Are Providers Required to Bill Secondary Insurance?
Discover the intricacies of healthcare billing, especially when managing primary and secondary insurance.
Discover the intricacies of healthcare billing, especially when managing primary and secondary insurance.
When multiple health insurance policies are involved, understanding how they interact to cover medical expenses is important. This article explains the billing procedures for secondary coverage.
Secondary health insurance provides additional coverage beyond what a primary health insurance plan covers. When an individual has two or more health insurance plans, a process known as Coordination of Benefits (COB) determines the order in which these plans pay for medical services. COB rules ensure that the total benefits paid by all insurers do not exceed the total cost of the medical services, preventing overpayment or duplicate payments.
The primary plan is always responsible for processing the claim first and paying its share of the coverage amount. After the primary insurer processes the claim, any remaining eligible expenses may then be submitted to the secondary plan. This process ensures that the insured party receives the maximum benefit from their combined coverage, helping to reduce out-of-pocket costs for deductibles, copayments, and coinsurance.
Multiple reasons can lead to an individual having secondary insurance. For instance, someone might be covered by their own employer’s policy and also under a spouse’s plan, or a child might be covered by both parents’ plans. Individuals with Medicare might also have another commercial insurance plan or a Medicare supplement plan.
Healthcare providers generally bill secondary insurance, though specific requirements can stem from various sources rather than a universal legal mandate. Industry standards and contractual agreements providers hold with insurance companies often stipulate the billing of secondary coverage. These agreements are designed to streamline the claims process and ensure patients receive the full benefits of their combined policies.

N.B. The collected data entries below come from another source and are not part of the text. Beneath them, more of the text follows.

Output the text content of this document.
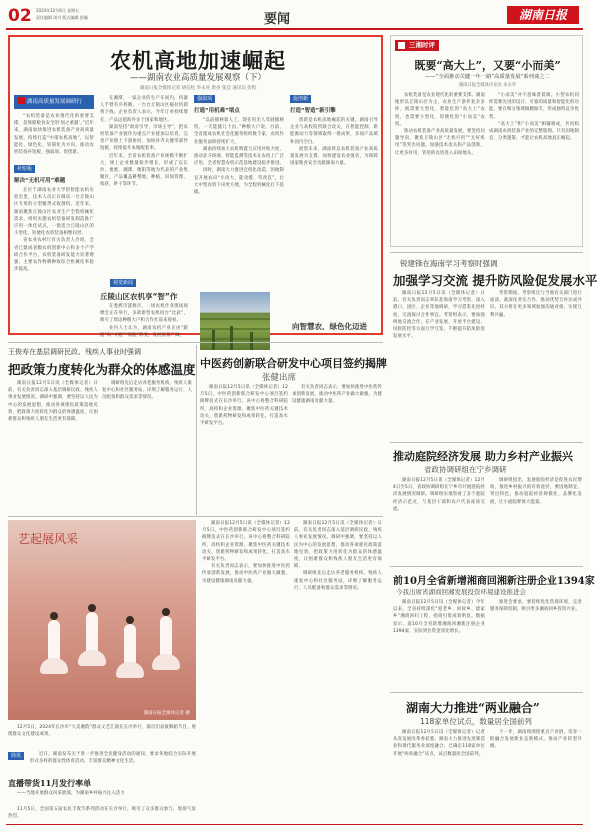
02 2024年12月6日 星期五
责任编辑 周丹 版式编辑 彭毓	要闻	湖南日报
农机高地加速崛起
——湖南农业高质量发展观察（下）
湖南日报全媒体记者 胡信松 李永亮 唐亮 张佳 通讯员 彭程
湖南高质量发展调研行

“农机装备是农业现代化的重要支撑，是保障粮食安全的‘国之重器’。”近年来，湖南加快推进农机装备产业高质量发展，持续打造“中部农机高地”，以智能化、绿色化、轻简化为方向，推动农机装备补短板、强弱项、促创新。

补短板
解决“无机可用”难题

在位于湖南农业大学的智能农机实验室里，技术人员正在调试一台丘陵山区专用的小型履带式收割机。近年来，湖南聚焦丘陵山区农业生产全程机械化需求，组织实施农机装备研发制造推广应用一体化试点，一批适合丘陵山区的小型化、轻便化农机装备相继问世。

省农业农村厅有关负责人介绍，全省已建成省级农机创新中心和多个产学研合作平台，农机装备研发能力显著增强，主要农作物耕种收综合机械化率稳步提高。

在湘潭，一家企业的生产车间内，机器人手臂有序挥舞，一台台丘陵山区拖拉机即将下线。企业负责人表示，今年订单持续增长，产品远销海外多个国家和地区。

湖南坚持“政府引导、市场主导”，把农机装备产业链作为重点产业链加以培育，完善产业链上下游协同，加快补齐关键零部件短板，持续提升本地配套率。

近年来，全省农机装备产业规模不断扩大，规上企业数量稳步增长，形成了以长沙、娄底、湘潭、衡阳等地为代表的产业集聚区，产品覆盖耕整地、种植、田间管理、收获、烘干等环节。

强弱项
打通“用机难”堵点

“以前插秧靠人工，现在用无人驾驶插秧机，一天能插几十亩。”种粮大户说。目前，全省建成农机社会化服务组织数千家，农机作业服务面积持续扩大。

湖南持续加大农机购置与应用补贴力度，推动北斗终端、智能监测等技术在农机上广泛应用，全省智慧农机示范基地建设稳步推进。

同时，湖南大力推进宜机化改造，因地制宜开展农田“小改大、陡改缓、弯改直”，让大中型农机下田更方便，为全程机械化打下基础。

视觉新闻
丘陵山区农机享“智”作

在娄底市涟源市，一场农机作业现场观摩会正在举行，多款新型农机同台“比武”，吸引了周边种粮大户和合作社前来观看。

业内人士认为，湖南农机产业正由“跟跑”向“并跑”“领跑”转变，发展前景广阔。

促创新
打造“智造”新引擎

创新是农机高地崛起的关键。湖南引导企业与高校院所联合攻关，在智能控制、新能源动力等领域取得一批成果，多项产品填补国内空白。

展望未来，湖南将以农机装备产业高质量发展为支撑，加快建设农业强省，为保障国家粮食安全贡献湖南力量。

向智慧农、绿色化迈进
三湘时评
既要“高大上”，又要“小而美”
——“全面推动关键一年一路”高质量发展“系列谈之二
湖南日报全媒体评论员 朱永华

农机装备是农业现代化的重要支撑。湖南地形以丘陵山区为主，农业生产条件复杂多样，既需要大型化、智能化的“高大上”农机，也需要小型化、轻便化的“小而美”农机。

推动农机装备产业高质量发展，要坚持问题导向，聚焦丘陵山区“无机可用”“无好机用”等突出问题，加强技术攻关和产品创新，让更多好用、管用的农机进入田间地头。

“小而美”并不意味着低端。小型农机同样需要先进的设计、可靠的质量和智能化的功能，要在细分领域做精做专，形成独特竞争优势。

“高大上”和“小而美”相辅相成，共同构成湖南农机装备产业的完整版图。只有因地制宜、分类施策，才能让农机高地真正崛起。

锐建锋在海南学习考察时强调
加强学习交流 提升防风险促发展水平

湖南日报12月5日讯（全媒体记者）日前，有关负责同志率队赴海南学习考察，深入港口、园区、企业等地调研，学习借鉴先进经验，交流探讨合作事宜。考察组表示，要加强两地交流合作，在产业发展、开放平台建设、风险防控等方面互学互鉴，不断提升防风险促发展水平。

考察期间，考察组还与当地有关部门进行座谈，就深化务实合作、推动优势互补达成共识，双方将在更多领域加强沟通对接，实现互利共赢。

王俊寿在基层调研民政、残疾人事业时强调
把政策力度转化为群众的体感温度

湖南日报12月5日讯（全媒体记者）日前，有关负责同志深入基层调研民政、残疾人事业发展情况。调研中强调，要坚持以人民为中心的发展思想，推动各项惠民政策落地见效，把政策力度转化为群众的体感温度，让困难群众和残疾人朋友生活更有保障。

调研组先后走访养老服务机构、残疾人康复中心和社区服务站，详细了解服务运行、人员配备和群众需求等情况。

中医药创新联合研发中心项目签约揭牌
张健出席

湖南日报12月5日讯（全媒体记者）12月5日，中医药创新联合研发中心项目签约揭牌仪式在长沙举行。该中心将整合科研院所、高校和企业资源，聚焦中医药关键技术攻关、创新药物研发和成果转化，打造高水平研发平台。

有关负责同志表示，要加快推进中医药传承创新发展，推动中医药产业做大做强，为建设健康湖南贡献力量。

推动庭院经济发展 助力乡村产业振兴
省政协调研组在宁乡调研

湖南日报12月5日讯（全媒体记者）12月4日至5日，省政协调研组在宁乡市开展庭院经济发展情况调研。调研组实地察看了多个庭院经济示范点，与基层干部和农户代表座谈交流。

调研组指出，发展庭院经济是促进农民增收、推进乡村振兴的有效途径，要因地制宜、突出特色，推动庭院经济规模化、品牌化发展，让小庭院释放大能量。

前10月全省新增湘商回湘新注册企业1394家
今我出席省湖商回湘发展投资环境建设推进会

湖南日报12月5日讯（全媒体记者）今年以来，全省持续深化“迎老乡、回故乡、建家乡”湘商回归工程，招商引资成效明显。数据显示，前10月全省新增湘商回湘新注册企业1394家，实际到位资金同比增长。

推进会要求，要持续优化营商环境，完善服务保障机制，吸引更多湘商回乡投资兴业。

湖南大力推进“两业融合”
118家单位试点，数量居全国前列

湖南日报12月5日讯（全媒体记者）记者从省发展改革委获悉，湖南大力推进先进制造业和现代服务业深度融合，已确定118家单位开展“两业融合”试点，试点数量居全国前列。

下一步，湖南将围绕重点产业链，培育一批融合发展新业态新模式，推动产业转型升级。

艺起展风采
湖南日报全媒体记者 摄

12月5日，2024年长沙市“大美湘韵”群众文艺汇演在长沙举行，演员们表演舞蹈节目，展现群众文化建设成果。

简讯	近日，湖南发布关于进一步推进全民健身活动的通知，要求各地结合实际开展形式多样的群众性体育活动，丰富群众精神文化生活。

直播带货11月发行率单

——当地开展群众风采展演，为湖南乡村振兴注入活力

11月5日，全国第五届农民丰收节系列活动在长沙举行，吸引了众多群众参与，现场气氛热烈。

湖南日报12月5日讯（全媒体记者）12月5日，中医药创新联合研发中心项目签约揭牌仪式在长沙举行。该中心将整合科研院所、高校和企业资源，聚焦中医药关键技术攻关、创新药物研发和成果转化，打造高水平研发平台。

有关负责同志表示，要加快推进中医药传承创新发展，推动中医药产业做大做强，为建设健康湖南贡献力量。

湖南日报12月5日讯（全媒体记者）日前，有关负责同志深入基层调研民政、残疾人事业发展情况。调研中强调，要坚持以人民为中心的发展思想，推动各项惠民政策落地见效，把政策力度转化为群众的体感温度，让困难群众和残疾人朋友生活更有保障。

调研组先后走访养老服务机构、残疾人康复中心和社区服务站，详细了解服务运行、人员配备和群众需求等情况。
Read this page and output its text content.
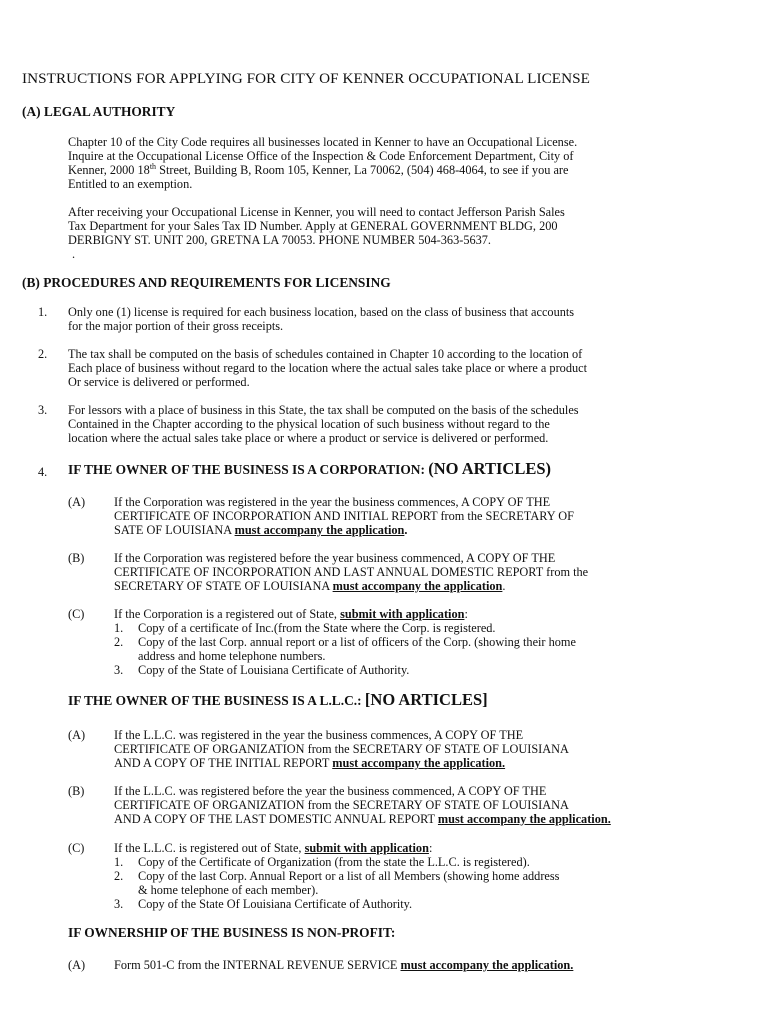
INSTRUCTIONS FOR APPLYING FOR CITY OF KENNER OCCUPATIONAL LICENSE
(A) LEGAL AUTHORITY
Chapter 10 of the City Code requires all businesses located in Kenner to have an Occupational License.
Inquire at the Occupational License Office of the Inspection & Code Enforcement Department, City of
Kenner, 2000 18th Street, Building B, Room 105, Kenner, La 70062, (504) 468-4064, to see if you are
Entitled to an exemption.
After receiving your Occupational License in Kenner, you will need to contact Jefferson Parish Sales
Tax Department for your Sales Tax ID Number. Apply at GENERAL GOVERNMENT BLDG, 200
DERBIGNY ST. UNIT 200, GRETNA LA 70053. PHONE NUMBER 504-363-5637.
.
(B) PROCEDURES AND REQUIREMENTS FOR LICENSING
1. Only one (1) license is required for each business location, based on the class of business that accounts
for the major portion of their gross receipts.
2. The tax shall be computed on the basis of schedules contained in Chapter 10 according to the location of
Each place of business without regard to the location where the actual sales take place or where a product
Or service is delivered or performed.
3. For lessors with a place of business in this State, the tax shall be computed on the basis of the schedules
Contained in the Chapter according to the physical location of such business without regard to the
location where the actual sales take place or where a product or service is delivered or performed.
4. IF THE OWNER OF THE BUSINESS IS A CORPORATION: (NO ARTICLES)
(A) If the Corporation was registered in the year the business commences, A COPY OF THE
CERTIFICATE OF INCORPORATION AND INITIAL REPORT from the SECRETARY OF
SATE OF LOUISIANA must accompany the application.
(B) If the Corporation was registered before the year business commenced, A COPY OF THE
CERTIFICATE OF INCORPORATION AND LAST ANNUAL DOMESTIC REPORT from the
SECRETARY OF STATE OF LOUISIANA must accompany the application.
(C) If the Corporation is a registered out of State, submit with application:
1. Copy of a certificate of Inc.(from the State where the Corp. is registered.
2. Copy of the last Corp. annual report or a list of officers of the Corp. (showing their home
address and home telephone numbers.
3. Copy of the State of Louisiana Certificate of Authority.
IF THE OWNER OF THE BUSINESS IS A L.L.C.: [NO ARTICLES]
(A) If the L.L.C. was registered in the year the business commences, A COPY OF THE
CERTIFICATE OF ORGANIZATION from the SECRETARY OF STATE OF LOUISIANA
AND A COPY OF THE INITIAL REPORT must accompany the application.
(B) If the L.L.C. was registered before the year the business commenced, A COPY OF THE
CERTIFICATE OF ORGANIZATION from the SECRETARY OF STATE OF LOUISIANA
AND A COPY OF THE LAST DOMESTIC ANNUAL REPORT must accompany the application.
(C) If the L.L.C. is registered out of State, submit with application:
1. Copy of the Certificate of Organization (from the state the L.L.C. is registered).
2. Copy of the last Corp. Annual Report or a list of all Members (showing home address
& home telephone of each member).
3. Copy of the State Of Louisiana Certificate of Authority.
IF OWNERSHIP OF THE BUSINESS IS NON-PROFIT:
(A) Form 501-C from the INTERNAL REVENUE SERVICE must accompany the application.
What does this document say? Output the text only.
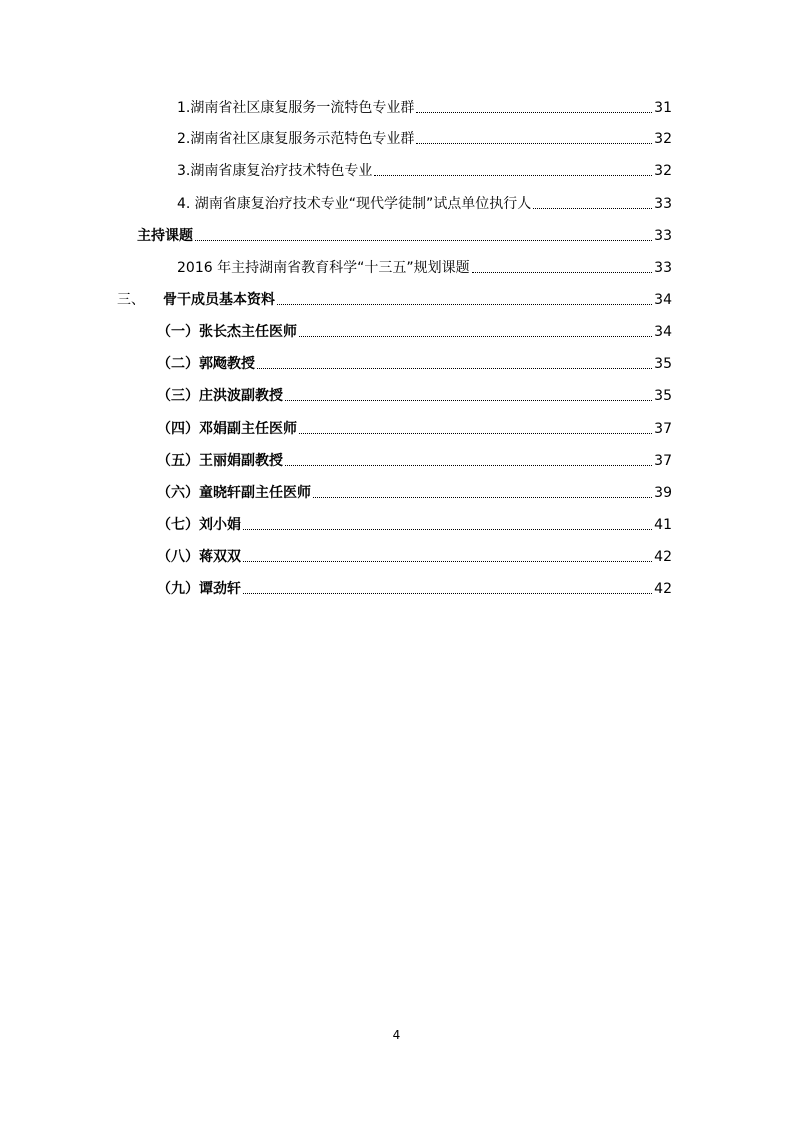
1.湖南省社区康复服务一流特色专业群	31
2.湖南省社区康复服务示范特色专业群	32
3.湖南省康复治疗技术特色专业	32
4. 湖南省康复治疗技术专业“现代学徒制”试点单位执行人	33
主持课题	33
2016 年主持湖南省教育科学“十三五”规划课题	33
三、 骨干成员基本资料	34
（一）张长杰主任医师	34
（二）郭飏教授	35
（三）庄洪波副教授	35
（四）邓娟副主任医师	37
（五）王丽娟副教授	37
（六）童晓轩副主任医师	39
（七）刘小娟	41
（八）蒋双双	42
（九）谭劲轩	42
4
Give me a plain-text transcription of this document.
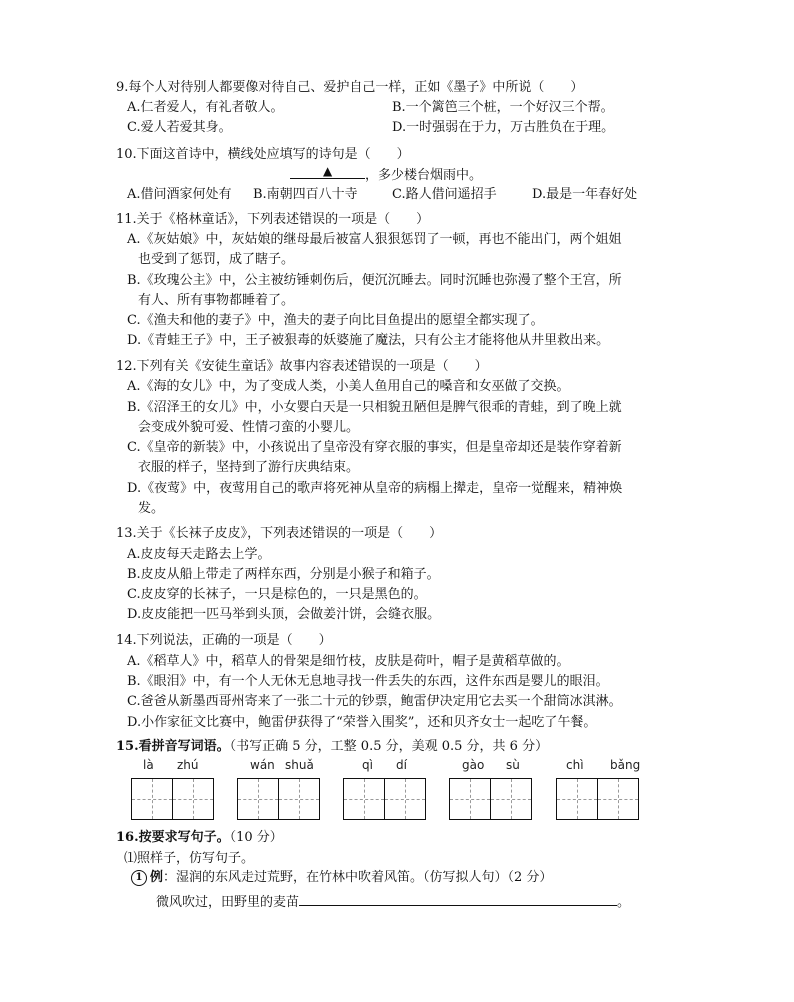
9.每个人对待别人都要像对待自己、爱护自己一样，正如《墨子》中所说（　　）
A.仁者爱人，有礼者敬人。	B.一个篱笆三个桩，一个好汉三个帮。
C.爱人若爱其身。	D.一时强弱在于力，万古胜负在于理。
10.下面这首诗中，横线处应填写的诗句是（　　）
▲	，多少楼台烟雨中。
A.借问酒家何处有 B.南朝四百八十寺	C.路人借问遥招手	D.最是一年春好处
11.关于《格林童话》，下列表述错误的一项是（　　）
A.《灰姑娘》中，灰姑娘的继母最后被富人狠狠惩罚了一顿，再也不能出门，两个姐姐
也受到了惩罚，成了瞎子。
B.《玫瑰公主》中，公主被纺锤刺伤后，便沉沉睡去。同时沉睡也弥漫了整个王宫，所
有人、所有事物都睡着了。
C.《渔夫和他的妻子》中，渔夫的妻子向比目鱼提出的愿望全都实现了。
D.《青蛙王子》中，王子被狠毒的妖婆施了魔法，只有公主才能将他从井里救出来。
12.下列有关《安徒生童话》故事内容表述错误的一项是（　　）
A.《海的女儿》中，为了变成人类，小美人鱼用自己的嗓音和女巫做了交换。
B.《沼泽王的女儿》中，小女婴白天是一只相貌丑陋但是脾气很乖的青蛙，到了晚上就
会变成外貌可爱、性情刁蛮的小婴儿。
C.《皇帝的新装》中，小孩说出了皇帝没有穿衣服的事实，但是皇帝却还是装作穿着新
衣服的样子，坚持到了游行庆典结束。
D.《夜莺》中，夜莺用自己的歌声将死神从皇帝的病榻上撵走，皇帝一觉醒来，精神焕
发。
13.关于《长袜子皮皮》，下列表述错误的一项是（　　）
A.皮皮每天走路去上学。
B.皮皮从船上带走了两样东西，分别是小猴子和箱子。
C.皮皮穿的长袜子，一只是棕色的，一只是黑色的。
D.皮皮能把一匹马举到头顶，会做姜汁饼，会缝衣服。
14.下列说法，正确的一项是（　　）
A.《稻草人》中，稻草人的骨架是细竹枝，皮肤是荷叶，帽子是黄稻草做的。
B.《眼泪》中，有一个人无休无息地寻找一件丢失的东西，这件东西是婴儿的眼泪。
C.爸爸从新墨西哥州寄来了一张二十元的钞票，鲍雷伊决定用它去买一个甜筒冰淇淋。
D.小作家征文比赛中，鲍雷伊获得了“荣誉入围奖”，还和贝齐女士一起吃了午餐。
15.看拼音写词语。（书写正确 5 分，工整 0.5 分，美观 0.5 分，共 6 分）
là zhú	wán shuǎ	qì dí	gào sù	chì bǎng
16.按要求写句子。（10 分）
⑴照样子，仿写句子。
1 例：湿润的东风走过荒野，在竹林中吹着风笛。（仿写拟人句）（2 分）
微风吹过，田野里的麦苗	。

The typical process involves the provider first submitting the claim to the patient’s primary insurance carrier. This initial submission includes detailed information about the services rendered. The provider’s billing department then waits for the primary insurer to process the claim and issue an Explanation of Benefits (EOB).
The EOB from the primary insurer details what was paid, any adjustments made, and the patient’s remaining responsibility. Once this EOB is received, the provider’s billing team prepares a new claim for the secondary insurance, attaching a copy of the primary EOB. This step is crucial as it informs the secondary insurer of the primary plan’s payment and any remaining balance.
Submitting claims to secondary insurance generally follows the same format as primary claims, often through electronic data interchange (EDI) for efficiency. The claim sent to the secondary insurer will include the total amount initially billed, the amount paid by the primary insurer, and the reason for any unpaid balance.
Patients play a significant role in ensuring their secondary insurance is billed correctly. Upon receiving healthcare services, it is important to provide the provider with accurate and complete information for both primary and secondary insurance plans. This includes policy numbers, group identification numbers, and any specific details related to Coordination of Benefits (COB). Confirming this information at each visit can prevent billing delays or errors.
If a patient believes their provider is not properly billing their secondary insurance, several steps can be taken. Initially, the patient should contact the provider’s billing department to confirm that both primary and secondary insurance information is on file and that claims have been submitted in the correct order. It is helpful to have copies of any Explanation of Benefits (EOBs) received from the primary insurer, as these documents are essential for secondary claim processing.
Patients can also directly contact their secondary insurance company to inquire about the status of claims or to understand their specific COB rules. Some secondary insurers may require the patient to provide a copy of the primary insurer’s EOB directly. In situations where a provider does not bill secondary insurance, patients typically have the option to self-submit a claim to their secondary insurer. This usually involves completing a claim form and attaching the primary EOB, along with any other required documentation.